Fowler carried a four-shot 54-hole lead into Sunday’s final round, and, with wet conditions making things tough, that advantage was intact through 10 holes despite the fact he was one-over par on his round.
Then came the madness. Fowler’s chip on the 11th went into water beyond the green and he took a penalty drop shot, which also rolled back into the hazard after he had declared the ball ‘in-play’, forcing him to take another penalty drop.
He found the green and putted in from distance for a triple-bogey seven but also dropped a shot on the par-three 12th, ensuring Branden Grace of South Africa suddenly led by two when he gained birdies at the 12th and 13th holes.
Fowler rallied with birdies of his own at the 15th and 17th holes and eventually had daylight to spare as Grace bogeyed the drive-able par-four 17th having found water off the tee.

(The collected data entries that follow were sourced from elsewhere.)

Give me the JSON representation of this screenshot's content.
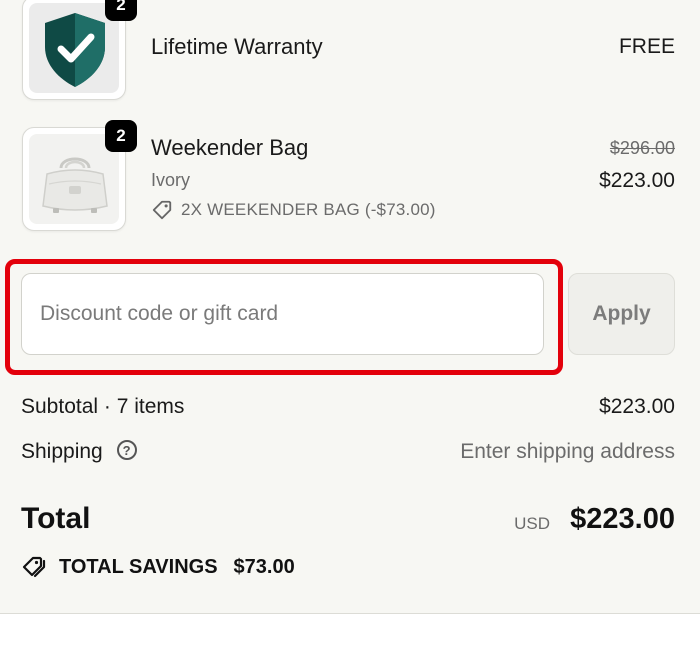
{
  "line_items": [
    {
      "name": "Lifetime Warranty",
      "quantity": "2",
      "price": "FREE",
      "icon": "shield-check-icon"
    },
    {
      "name": "Weekender Bag",
      "quantity": "2",
      "variant": "Ivory",
      "original_price": "$296.00",
      "price": "$223.00",
      "discount_text": "2X WEEKENDER BAG (-$73.00)",
      "icon": "bag-image"
    }
  ],
  "discount": {
    "placeholder": "Discount code or gift card",
    "apply_label": "Apply"
  },
  "subtotal": {
    "label": "Subtotal · 7 items",
    "value": "$223.00"
  },
  "shipping": {
    "label": "Shipping",
    "value": "Enter shipping address",
    "help_symbol": "?"
  },
  "total": {
    "label": "Total",
    "currency": "USD",
    "value": "$223.00"
  },
  "savings": {
    "label": "TOTAL SAVINGS",
    "value": "$73.00"
  },
  "colors": {
    "highlight": "#e3000b",
    "shield_dark": "#0f4a45",
    "shield_light": "#1f6e67",
    "background": "#f7f7f3"
  }
}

Fowler brings a big entourage to the Stadium Course in Scottsdale, home of the most raucous atmosphere on the PGA Tour, and he admitted he was desperate to finally win having contended before in Phoenix.
He also suggested he’d rather avoid the mid-round drama in future. “This one is a little more special. It’s not just the normal event.
I love the atmosphere here, I love the fans,” Fowler said. “The amount of friends and family I have at this tournament, year after year, it’s been kind of disappointing the times that I’ve been in contention and not been able to pull it off with everyone here.
“There’s definitely more pressure at this event just because I want to get the win for a lot of other reasons, other than just myself. At the end of the day I’m glad I could do that.
“It really wasn’t fun there for a couple holes. The nice thing about going in with a 54-hole lead and having a bit of a cushion, it allows for mistakes. “Good learning experience. But, yeah, I don’t want to have to go through that again!”
Fowler is 21.00 to end his wait for a maiden Major crown by winning the US Masters at Augusta National in April.